Again, the pieces of the fly are theoretically only actually at zero velocity for an infinitely short duration – a single instance of time. If you plot the velocity of the fly (or a single atom of the fly) vs. time on a graph, the fly’s speed will stay constant, then begin to slow down as it begins to hit the train, then pass through zero and continue to go negative as the fly begins to accelerate in the opposite direction. But the plot will only pass through zero at a single value, not a range of values. That single value is the one, infinitely small duration of time at which the fly’s speed is actually zero. It’s not a billionth of a billionth of a second, because that would imply that the fly’s velocity passed through zero over some range of values (ie, x to x+10^-18), rather than at a single value. It might seem nitpicky, but it’s the key to understanding why there’s no problem here, even with hypothetical perfectly rigid flies and trains. edit: No. The fly's velocity is only zero for an infinitely small duration of time. Since the train would not be expected to move at all over an infinitely short duration (multiply some velocity in meters/sec by zero seconds and you get a distance of zero meters traveled), there is no conundrum. There is an infinitely short duration in which the fly has a velocity of zero and the train has some non-zero velocity.
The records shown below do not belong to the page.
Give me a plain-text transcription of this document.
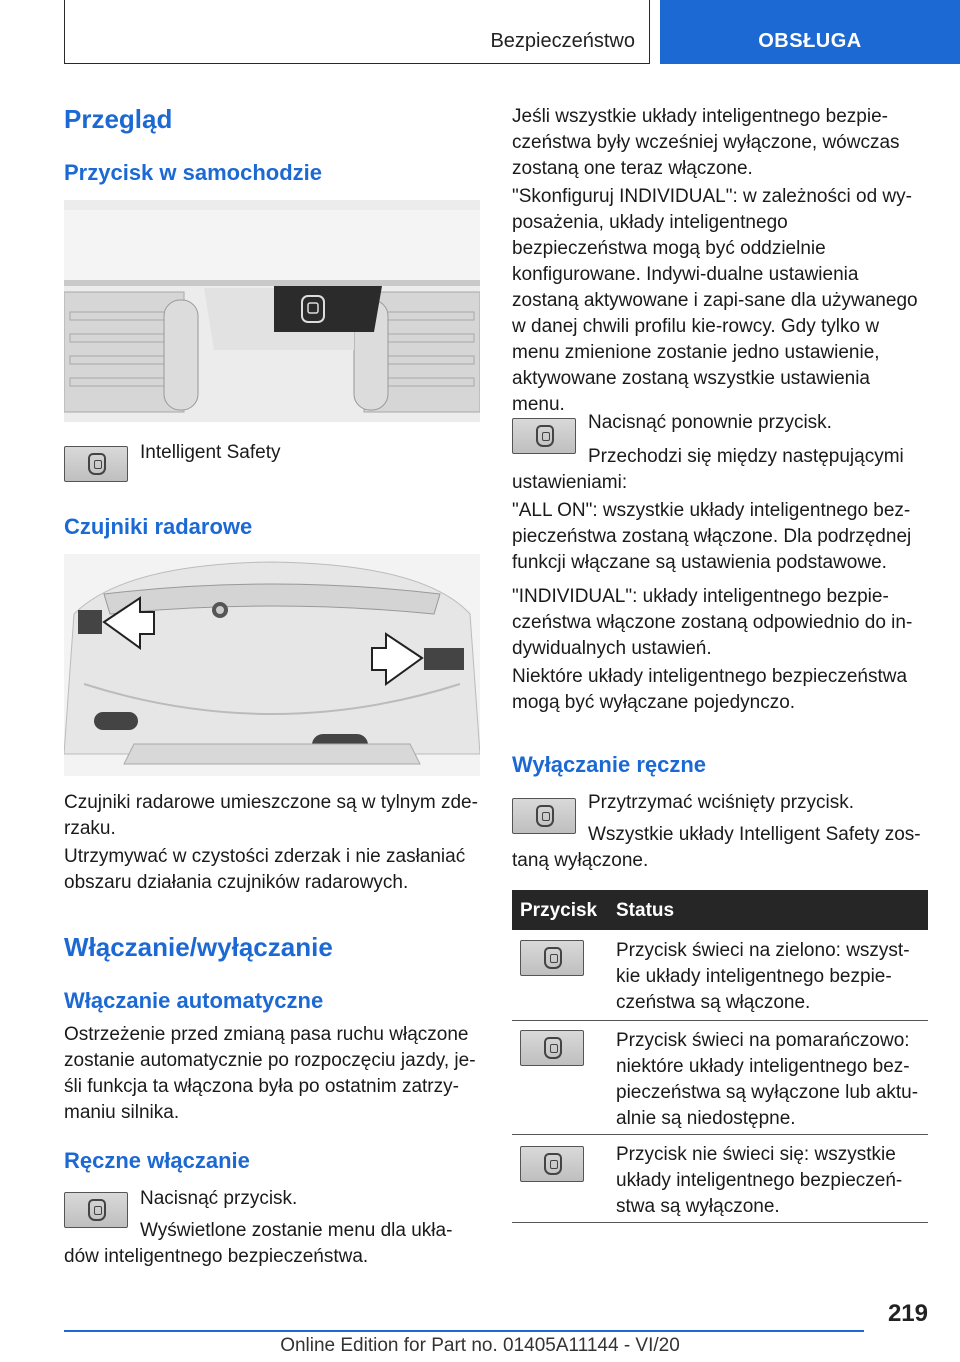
Bezpieczeństwo	OBSŁUGA
Przegląd
Przycisk w samochodzie
Intelligent Safety
Czujniki radarowe
Czujniki radarowe umieszczone są w tylnym zde-rzaku.
Utrzymywać w czystości zderzak i nie zasłaniać obszaru działania czujników radarowych.
Włączanie/wyłączanie
Włączanie automatyczne
Ostrzeżenie przed zmianą pasa ruchu włączone zostanie automatycznie po rozpoczęciu jazdy, je-śli funkcja ta włączona była po ostatnim zatrzy-maniu silnika.
Ręczne włączanie
Nacisnąć przycisk.
Wyświetlone zostanie menu dla ukła-dów inteligentnego bezpieczeństwa.
Jeśli wszystkie układy inteligentnego bezpie-czeństwa były wcześniej wyłączone, wówczas zostaną one teraz włączone.
"Skonfiguruj INDIVIDUAL": w zależności od wy-posażenia, układy inteligentnego bezpieczeństwa mogą być oddzielnie konfigurowane. Indywi-dualne ustawienia zostaną aktywowane i zapi-sane dla używanego w danej chwili profilu kie-rowcy. Gdy tylko w menu zmienione zostanie jedno ustawienie, aktywowane zostaną wszystkie ustawienia menu.
Nacisnąć ponownie przycisk.
Przechodzi się między następującymi ustawieniami:
"ALL ON": wszystkie układy inteligentnego bez-pieczeństwa zostaną włączone. Dla podrzędnej funkcji włączane są ustawienia podstawowe.
"INDIVIDUAL": układy inteligentnego bezpie-czeństwa włączone zostaną odpowiednio do in-dywidualnych ustawień.
Niektóre układy inteligentnego bezpieczeństwa mogą być wyłączane pojedynczo.
Wyłączanie ręczne
Przytrzymać wciśnięty przycisk.
Wszystkie układy Intelligent Safety zos-taną wyłączone.
Przycisk Status
Przycisk świeci na zielono: wszyst-kie układy inteligentnego bezpie-czeństwa są włączone.
Przycisk świeci na pomarańczowo: niektóre układy inteligentnego bez-pieczeństwa są wyłączone lub aktu-alnie są niedostępne.
Przycisk nie świeci się: wszystkie układy inteligentnego bezpieczeń-stwa są wyłączone.
219
Online Edition for Part no. 01405A11144 - VI/20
Neither the fly nor the train will move in that instant, because nothing can move any distance during a single instance of time, regardless of velocity.
If it's at zero AT any point it's at zero - and that point happens to be when it's in contact with the train - therefore the train should also be at zero (for however short a time - which is not the case since the train does not suffer massive deceleration).
Yup, but when most people are asked they tend to think of "fly = 1 unit" "train = 1 unit" and get confused... Please Register or Log in to view the hidden image!
I’m trying to not be rude, but it’s reaching the point here where I’m tempted to just say “go take a calculus class” and give up. No. It is possible for the fly to be at zero velocity and the train to have some non-zero velocity at the same infinitely short instant of time, even thought they are in contact with each other. It would not be possible for that to occur over any non-zero duration of time, but we’re talking about a length of time that is exactly zero seconds long. Your intuition is fooling you here.
You are quite correct. Thanks. Nothing wrong with being nitpicky. The point I was trying to make is there is also no problem because the fly is loaded with acceleration when it reaches that smallest (planck?) moment of zero velocity.
I think you and Oli are pretty much agreeing here though. The fly and a microscopic part of the train are at zero velocity for an infinitely short duration of time (the moment of inpact). I dont see how you two are in disagreement about this.
If you're going to allow the train to deform, you don't have to have an infinitely small duration of time in which the fly is stopped but the train is moving. You can have some non-zero duration during which the fly (and the front of the train) is completely stopped, but the rest of the train is still moving. In any case, I think we can all agree that the train/fly system that Billy proposed don't pose any serious metaphysical problems for physics or philosophy.
Ofcourse the deformity would probably be non-existent here but we have to make the reasoning work for heavier objects as well. A little bit of both happens in reality i guess. I think that can be savely said Please Register or Log in to view the hidden image!
No it hasn't. If you look in detail you'll see the surface of the fly decelerate, stop, and accelerate as it approaches the train (this is caused by repulsive forces between the fly's and train's molecules that build up when the two surfaces come close enough to one another - they're never actually "in contact"). The same thing happens throughout the fly until its entire corpse (by now thoroughly squished by the compression wave) has matched the velocity of the train.
So a fly couldn't stop a train but a table tennis ball could? Please Register or Log in to view the hidden image!
i dont understand, i have read it about 8 times and im still stumped. i mean i think i get what is said kinda, but i dont understand how the train was stopped by the train. peace.
Another very simple point is conservation of momentum. The net momentum of our fly/train system MUST always stay the same, therefore, the train and the fly cannot ever both be stopped. -Andrew
the question is what speed does the fly has to travel to stop the train from moving...my guess is faster than light
how the fuck does a fly stop the train though?, i really dont understand this atall. the fly cant stop the train, they can both just stop or the train cans plat the fly, but the fly cant stop the train. thats stupid. ok i will test this theory and if the fly dies then you guys owe me a fly. peace.
yeah lala land, its simular to the place where flys are made out of anti-matter. woo-woo land. peace.